Margaret sabía que no podía preguntárselo. Al menos, no ahora, cuando el funeral de Guy se acercaba rápidamente. Pero tenía pensado hacerlo pronto.

– ¿Cómo está tu pobre tía Ruth, cielo?

Adrián frenó en un semáforo que había junto a un viejo hotel.

– No la he visto.

– ¿Por qué no? ¿Se ha encerrado en su habitación?

Adrián miró el semáforo, con toda su atención puesta en el momento en que cambiara a ámbar.

– Quiero decir que la he visto, pero no la he visto. No sé cómo está. No me lo ha dicho.

No se le había ocurrido preguntárselo, por supuesto. No más de lo que se le habría ocurrido hablar con su propia madre utilizando algo más directo que acertijos.

– No fue ella quien lo encontró, ¿verdad? -dijo Margaret.

– Fue Kevin Duffy, el encargado del mantenimiento.

– Debe de estar destrozada. Llevan juntos… Bueno, siempre han estado juntos, ¿verdad?

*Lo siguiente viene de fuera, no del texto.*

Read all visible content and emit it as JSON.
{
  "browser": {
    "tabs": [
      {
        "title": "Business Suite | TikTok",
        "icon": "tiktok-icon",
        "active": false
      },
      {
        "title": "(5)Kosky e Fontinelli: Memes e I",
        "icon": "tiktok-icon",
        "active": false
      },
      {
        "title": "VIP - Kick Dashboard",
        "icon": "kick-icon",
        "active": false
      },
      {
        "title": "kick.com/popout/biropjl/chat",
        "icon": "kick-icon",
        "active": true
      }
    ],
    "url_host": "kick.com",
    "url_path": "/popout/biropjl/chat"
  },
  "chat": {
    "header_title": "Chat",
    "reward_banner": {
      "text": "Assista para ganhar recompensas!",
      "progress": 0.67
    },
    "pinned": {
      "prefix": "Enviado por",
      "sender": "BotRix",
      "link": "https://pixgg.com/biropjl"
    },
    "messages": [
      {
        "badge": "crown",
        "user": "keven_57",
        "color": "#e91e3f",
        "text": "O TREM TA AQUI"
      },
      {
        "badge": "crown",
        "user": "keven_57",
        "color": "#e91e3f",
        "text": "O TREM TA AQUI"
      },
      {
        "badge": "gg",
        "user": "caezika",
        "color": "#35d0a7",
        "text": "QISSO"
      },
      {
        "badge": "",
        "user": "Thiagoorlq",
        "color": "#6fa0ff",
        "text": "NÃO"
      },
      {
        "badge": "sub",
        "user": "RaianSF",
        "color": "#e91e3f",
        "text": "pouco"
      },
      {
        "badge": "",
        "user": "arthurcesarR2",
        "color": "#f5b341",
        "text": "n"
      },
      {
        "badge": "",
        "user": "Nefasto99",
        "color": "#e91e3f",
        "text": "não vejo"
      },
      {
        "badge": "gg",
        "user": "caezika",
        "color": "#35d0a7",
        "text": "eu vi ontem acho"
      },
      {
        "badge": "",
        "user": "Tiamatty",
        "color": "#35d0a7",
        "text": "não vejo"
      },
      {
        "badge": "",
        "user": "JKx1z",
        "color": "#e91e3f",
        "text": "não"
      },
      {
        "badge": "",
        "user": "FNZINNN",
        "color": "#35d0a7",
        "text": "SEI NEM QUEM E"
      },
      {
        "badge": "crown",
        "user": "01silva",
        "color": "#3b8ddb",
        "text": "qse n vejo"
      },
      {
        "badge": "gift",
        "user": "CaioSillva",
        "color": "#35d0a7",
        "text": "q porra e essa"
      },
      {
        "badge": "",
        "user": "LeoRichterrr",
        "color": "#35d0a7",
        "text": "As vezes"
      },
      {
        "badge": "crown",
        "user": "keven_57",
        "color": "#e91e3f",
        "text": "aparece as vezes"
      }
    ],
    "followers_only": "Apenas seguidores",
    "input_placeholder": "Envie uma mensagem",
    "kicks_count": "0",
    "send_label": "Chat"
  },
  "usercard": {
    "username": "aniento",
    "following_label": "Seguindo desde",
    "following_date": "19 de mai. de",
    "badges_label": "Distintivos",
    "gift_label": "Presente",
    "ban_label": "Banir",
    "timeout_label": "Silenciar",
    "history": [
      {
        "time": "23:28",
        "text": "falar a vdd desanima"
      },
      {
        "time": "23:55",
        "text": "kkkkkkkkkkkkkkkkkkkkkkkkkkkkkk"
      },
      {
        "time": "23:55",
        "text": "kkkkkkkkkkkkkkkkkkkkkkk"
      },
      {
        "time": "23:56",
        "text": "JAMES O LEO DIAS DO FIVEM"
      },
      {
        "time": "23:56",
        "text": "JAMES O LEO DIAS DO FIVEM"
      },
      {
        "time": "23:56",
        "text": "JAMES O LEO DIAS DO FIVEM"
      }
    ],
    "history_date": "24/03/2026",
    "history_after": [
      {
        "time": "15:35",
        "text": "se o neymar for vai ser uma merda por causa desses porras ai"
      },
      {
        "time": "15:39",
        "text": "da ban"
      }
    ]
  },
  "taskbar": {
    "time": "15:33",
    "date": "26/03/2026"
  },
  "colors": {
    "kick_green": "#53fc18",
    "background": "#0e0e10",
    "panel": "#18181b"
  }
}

– No sé por qué has querido estar aquí, madre.

– Guy fue mi marido, cielo.

– El cuarto -señaló Adrián. Qué pesado era. Margaret sabía muy bien cuántas veces se había casado-. Creía que sólo asistías a sus funerales si morían mientras aún estabas casada con ellos.

– Esa observación es terriblemente vulgar, Adrián.

– ¿En serio? Dios santo, no podemos tolerar la vulgaridad.

Margaret se giró en su asiento para mirarle.

– ¿Por qué te comportas así?

– ¿Así, cómo?

– Guy fue mi marido. En su día lo quise. A él le debo haberte tenido. Así que si quiero honrarle por todo ello asistiendo a su funeral, pienso hacerlo.

Adrián sonrió de un modo que ponía de manifiesto su incredulidad, y Margaret quiso darle una bofetada. Su hijo la conocía muy bien.

– Siempre has creído que mientes mejor de lo que lo haces en realidad -dijo Adrián-. ¿Pensaba la tía Ruth que haría algo…, hum…, insano, ilegal o totalmente demente si tú no estabas aquí? ¿O cree que ya lo he hecho?